Speaking in Jerusalem at a conference on the future of the Jewish people organized by The Jewish People Policy Institute, an Israeli-based think tank, she said: "Judaism is the ultimate source of social justice. Tikkun olam (repairing the world) and tzedakah (charity) are at the heart of our religion. But tzedek (justice) is more important than tzedakah. A country with tzedek doesn't need tzedakah."
Yacimovich, whose party is projected in the polls to win about 25 seats in the upcoming January election, said that the election is "about fundamental questions that concern Jewish identity."
The Labor Party leader addressed the group of roughly 120 Jewish decision-makers and academics in English. The focus of this year's two-day conference was financial management in the Jewish organizational world.

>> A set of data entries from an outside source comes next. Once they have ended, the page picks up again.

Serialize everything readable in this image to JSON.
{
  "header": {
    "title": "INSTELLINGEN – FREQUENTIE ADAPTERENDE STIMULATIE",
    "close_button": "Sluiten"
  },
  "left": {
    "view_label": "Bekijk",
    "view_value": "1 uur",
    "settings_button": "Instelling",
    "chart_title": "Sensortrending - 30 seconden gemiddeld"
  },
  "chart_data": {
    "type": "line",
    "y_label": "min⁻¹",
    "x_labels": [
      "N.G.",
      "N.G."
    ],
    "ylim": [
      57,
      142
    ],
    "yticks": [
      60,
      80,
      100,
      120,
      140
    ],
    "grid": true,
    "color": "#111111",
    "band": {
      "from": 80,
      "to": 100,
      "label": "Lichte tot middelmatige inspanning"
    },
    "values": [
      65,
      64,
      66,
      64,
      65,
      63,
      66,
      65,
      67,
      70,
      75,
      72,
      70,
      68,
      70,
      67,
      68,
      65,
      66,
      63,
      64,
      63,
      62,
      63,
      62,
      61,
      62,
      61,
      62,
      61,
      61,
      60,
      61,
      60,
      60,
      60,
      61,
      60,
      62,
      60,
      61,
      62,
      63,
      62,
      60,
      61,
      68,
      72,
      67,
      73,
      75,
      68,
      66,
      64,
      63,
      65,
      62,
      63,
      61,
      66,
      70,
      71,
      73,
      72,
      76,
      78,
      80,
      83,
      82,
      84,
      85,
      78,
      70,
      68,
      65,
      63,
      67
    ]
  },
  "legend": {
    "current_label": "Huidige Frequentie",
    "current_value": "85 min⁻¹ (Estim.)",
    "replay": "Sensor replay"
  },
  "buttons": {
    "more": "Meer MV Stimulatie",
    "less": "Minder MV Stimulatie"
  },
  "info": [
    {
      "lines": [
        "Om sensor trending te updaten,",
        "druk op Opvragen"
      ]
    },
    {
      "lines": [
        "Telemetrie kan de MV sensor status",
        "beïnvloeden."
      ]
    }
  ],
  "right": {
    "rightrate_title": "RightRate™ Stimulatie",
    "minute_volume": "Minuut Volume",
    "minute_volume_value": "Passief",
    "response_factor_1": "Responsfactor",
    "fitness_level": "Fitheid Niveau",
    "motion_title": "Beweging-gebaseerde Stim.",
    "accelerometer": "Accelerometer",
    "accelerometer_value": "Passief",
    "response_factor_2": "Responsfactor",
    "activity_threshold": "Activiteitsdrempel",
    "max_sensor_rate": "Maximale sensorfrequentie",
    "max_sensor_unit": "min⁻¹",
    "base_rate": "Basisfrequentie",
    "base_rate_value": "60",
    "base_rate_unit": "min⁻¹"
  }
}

She said that in her view, one of the most positive developments in Israeli-Diaspora relations this past year was the decision to allow Reform and Conservative rabbis in Israel to receive salaries from their respective municipalities. "I have a great deal of respect for Orthodoxy," she said, "but we must allow for free religious expression for other streams of Judaism as well. This decision was a victory for freedom of religion."
Yacimovich suggested that increasing signs of racism in Israel are connected to rising rates of poverty in the country. "Poverty fosters racism and intolerance," she said. "That's true everywhere, not only in Israel. The flowers of peace will not bud unless Israelis feel rooted in social justice and economic security."

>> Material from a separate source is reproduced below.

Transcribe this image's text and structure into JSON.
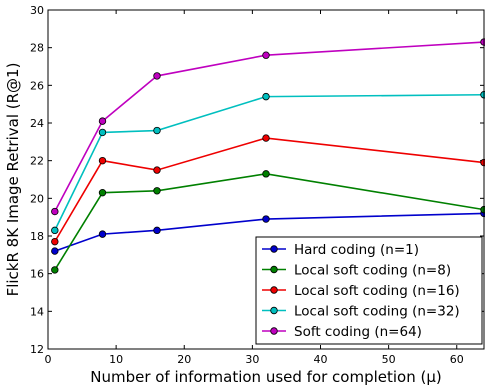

She said the nation's biggest challenge was that "too many Israelis live in a world that has nothing to do with 'start-up nation.'" She noted that Israel's poverty rate was among the highest in the developed world. "We cannot tolerate this. Not in Israel," she said.
The solution, she said, lies in "finding the right balance between the free market system, on the one hand, and state responsibility for its citizens, on the other."